There are many examples of one government department doing the work of another. For example at small SA embassies and consulates overseas there are no officials from the Department of Home Affairs. Issuing visas, passports, work permits etc. is done by officials from the Department of International Relations (a far more complex and responsible task than calculating VAT).

Many local post offices resemble ghost towns. I have been the only person there on several occasions. The added burden of calculating VAT plus X would only take seconds. SAPO must already have there own procedures in place to prevent illegal goods being posted so it is unlikely that this would be a problem.

Am I hoping for too much ?


----------



## Kalashnikov (8/8/17)

Do deliveries from 3fVape go to sapo as well? i used my work address. Not sure how these international things work.... Shipping with Netherlands Post...


This was the last update - 

Origin Country - Cache Time: 2017-08-04 10:37
2017-08-01 23:16

The item has left the originating country

2017-07-31 20:00
The item is lodged to airport warehouse in originating country

Reactions: Like 1


----------



## Raindance (8/8/17)

There may be more to it but this is what i could piece together from various sources.

Overseas parcels received as airfreight at O R Tambo are accepted and receipt confirmed by SAPO. Hereafter, items are captured on some or other system linking local tracking to the international systems. Once parcels are recorded and accounted for they are assessed based on tarrif rates applicable to different goods classifications. These assesments are verified and discreptancies investigated by customs/sars and reassessed based on their findings. Some unquestioned low cost goods skip this process and end up getting delivered without undue delay but in many cases, especially from certain retailers/origens, declared amounts are known to be ' optimistic ' and consignments get ' intimately ' assessed as an almost standard practice.
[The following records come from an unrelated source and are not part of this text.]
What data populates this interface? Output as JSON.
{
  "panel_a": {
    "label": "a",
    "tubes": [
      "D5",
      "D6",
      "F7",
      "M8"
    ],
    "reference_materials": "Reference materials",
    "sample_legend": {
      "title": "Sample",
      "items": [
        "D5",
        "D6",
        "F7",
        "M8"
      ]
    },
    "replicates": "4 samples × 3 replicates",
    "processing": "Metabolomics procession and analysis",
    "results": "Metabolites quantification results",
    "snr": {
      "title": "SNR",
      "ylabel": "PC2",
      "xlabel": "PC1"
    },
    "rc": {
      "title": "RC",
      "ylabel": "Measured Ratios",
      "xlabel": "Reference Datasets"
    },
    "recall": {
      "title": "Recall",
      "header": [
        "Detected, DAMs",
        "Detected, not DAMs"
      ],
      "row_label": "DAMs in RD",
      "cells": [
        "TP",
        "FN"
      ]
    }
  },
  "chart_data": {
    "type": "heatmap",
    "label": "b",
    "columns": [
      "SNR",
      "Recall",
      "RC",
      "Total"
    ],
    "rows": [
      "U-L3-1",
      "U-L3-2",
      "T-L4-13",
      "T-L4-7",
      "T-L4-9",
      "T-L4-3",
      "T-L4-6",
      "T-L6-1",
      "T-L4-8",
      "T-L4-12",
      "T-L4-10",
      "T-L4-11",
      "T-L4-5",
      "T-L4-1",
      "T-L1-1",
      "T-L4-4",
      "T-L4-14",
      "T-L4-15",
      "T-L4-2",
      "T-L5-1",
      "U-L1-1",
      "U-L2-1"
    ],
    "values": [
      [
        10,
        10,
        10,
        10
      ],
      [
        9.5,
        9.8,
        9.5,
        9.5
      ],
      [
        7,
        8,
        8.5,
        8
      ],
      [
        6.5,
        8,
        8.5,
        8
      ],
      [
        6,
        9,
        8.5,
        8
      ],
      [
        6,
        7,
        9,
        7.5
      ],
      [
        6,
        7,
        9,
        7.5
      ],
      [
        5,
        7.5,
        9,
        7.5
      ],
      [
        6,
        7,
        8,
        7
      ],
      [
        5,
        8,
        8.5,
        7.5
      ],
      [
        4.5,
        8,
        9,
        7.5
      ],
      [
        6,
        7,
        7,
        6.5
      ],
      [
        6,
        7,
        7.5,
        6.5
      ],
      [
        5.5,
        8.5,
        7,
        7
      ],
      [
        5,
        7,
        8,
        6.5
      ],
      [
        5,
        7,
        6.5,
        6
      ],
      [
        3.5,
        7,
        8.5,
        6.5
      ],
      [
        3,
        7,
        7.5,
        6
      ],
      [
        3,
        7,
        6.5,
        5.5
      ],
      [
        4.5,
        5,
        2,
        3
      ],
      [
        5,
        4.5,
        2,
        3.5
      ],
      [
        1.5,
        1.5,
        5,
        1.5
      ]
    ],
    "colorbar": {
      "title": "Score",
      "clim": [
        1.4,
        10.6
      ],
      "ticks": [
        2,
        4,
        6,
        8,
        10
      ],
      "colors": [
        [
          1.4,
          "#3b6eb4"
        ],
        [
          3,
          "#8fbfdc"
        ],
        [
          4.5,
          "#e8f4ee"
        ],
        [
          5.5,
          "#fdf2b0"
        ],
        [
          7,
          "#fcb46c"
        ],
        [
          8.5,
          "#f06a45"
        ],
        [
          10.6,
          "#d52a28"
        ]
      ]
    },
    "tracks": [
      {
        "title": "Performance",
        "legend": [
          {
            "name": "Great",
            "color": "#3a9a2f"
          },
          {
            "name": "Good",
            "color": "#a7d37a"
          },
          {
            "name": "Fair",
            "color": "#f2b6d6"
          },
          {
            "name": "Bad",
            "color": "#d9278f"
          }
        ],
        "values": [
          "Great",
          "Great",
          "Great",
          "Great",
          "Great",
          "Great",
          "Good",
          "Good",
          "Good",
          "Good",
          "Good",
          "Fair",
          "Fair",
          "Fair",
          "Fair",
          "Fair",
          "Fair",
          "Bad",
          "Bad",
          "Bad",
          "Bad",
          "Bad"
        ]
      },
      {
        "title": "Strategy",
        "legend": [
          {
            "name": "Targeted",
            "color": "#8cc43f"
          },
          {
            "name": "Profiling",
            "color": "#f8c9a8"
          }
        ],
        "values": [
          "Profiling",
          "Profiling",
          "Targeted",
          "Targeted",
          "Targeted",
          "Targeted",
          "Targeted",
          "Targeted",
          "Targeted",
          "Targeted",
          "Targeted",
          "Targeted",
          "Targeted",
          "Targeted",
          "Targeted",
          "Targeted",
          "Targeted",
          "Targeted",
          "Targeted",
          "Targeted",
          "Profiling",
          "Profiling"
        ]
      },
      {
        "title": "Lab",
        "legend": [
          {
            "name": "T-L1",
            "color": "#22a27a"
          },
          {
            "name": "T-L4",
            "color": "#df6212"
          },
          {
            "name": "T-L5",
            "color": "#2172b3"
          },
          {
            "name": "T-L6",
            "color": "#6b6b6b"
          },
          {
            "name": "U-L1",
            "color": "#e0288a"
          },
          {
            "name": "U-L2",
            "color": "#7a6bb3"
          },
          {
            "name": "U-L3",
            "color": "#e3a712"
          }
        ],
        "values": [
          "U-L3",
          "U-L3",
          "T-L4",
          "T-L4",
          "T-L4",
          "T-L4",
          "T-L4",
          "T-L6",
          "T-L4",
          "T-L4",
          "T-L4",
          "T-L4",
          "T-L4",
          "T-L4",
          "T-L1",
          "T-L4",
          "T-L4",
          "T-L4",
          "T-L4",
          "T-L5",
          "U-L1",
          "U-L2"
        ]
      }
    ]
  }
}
With the spiralling increase in online retail imports from specifically China, combined with more and more of the previously mentioned optimism being applied, the supply of assessment resources is struggling to keep up with the ever increasing demand.

I think the current demands on the fiscus may also motivate an effort to minimise losses due to under assessments. Conjecture, its true, but it is what i would do were i in governments shoes.

The above knowledge does not improve my importing experience though. Just hoping that at some point enough poeple will be employed to meet the demand and we can get our goods while we still remember ordering them.

On the bright side, it does motivate me to purchase locally, pay slightly more ( in some cases) and have it in hand within 48 hours. 

Regards

Reactions: Agree 1


----------



## Petrus (8/8/17)

What I have found, and think I am experience now is that when the parcels enter the country it first go onto the system when they scan it in. I think sometimes the bags can lay there for days/weeks before they scan it, then customs, then the local post office. I had a parcel one from America that was last scanned at Jamaica and nothing further, I phoned Jimc and nothing, they told me they have not received anything and after two months I got the notification from my local post office.


----------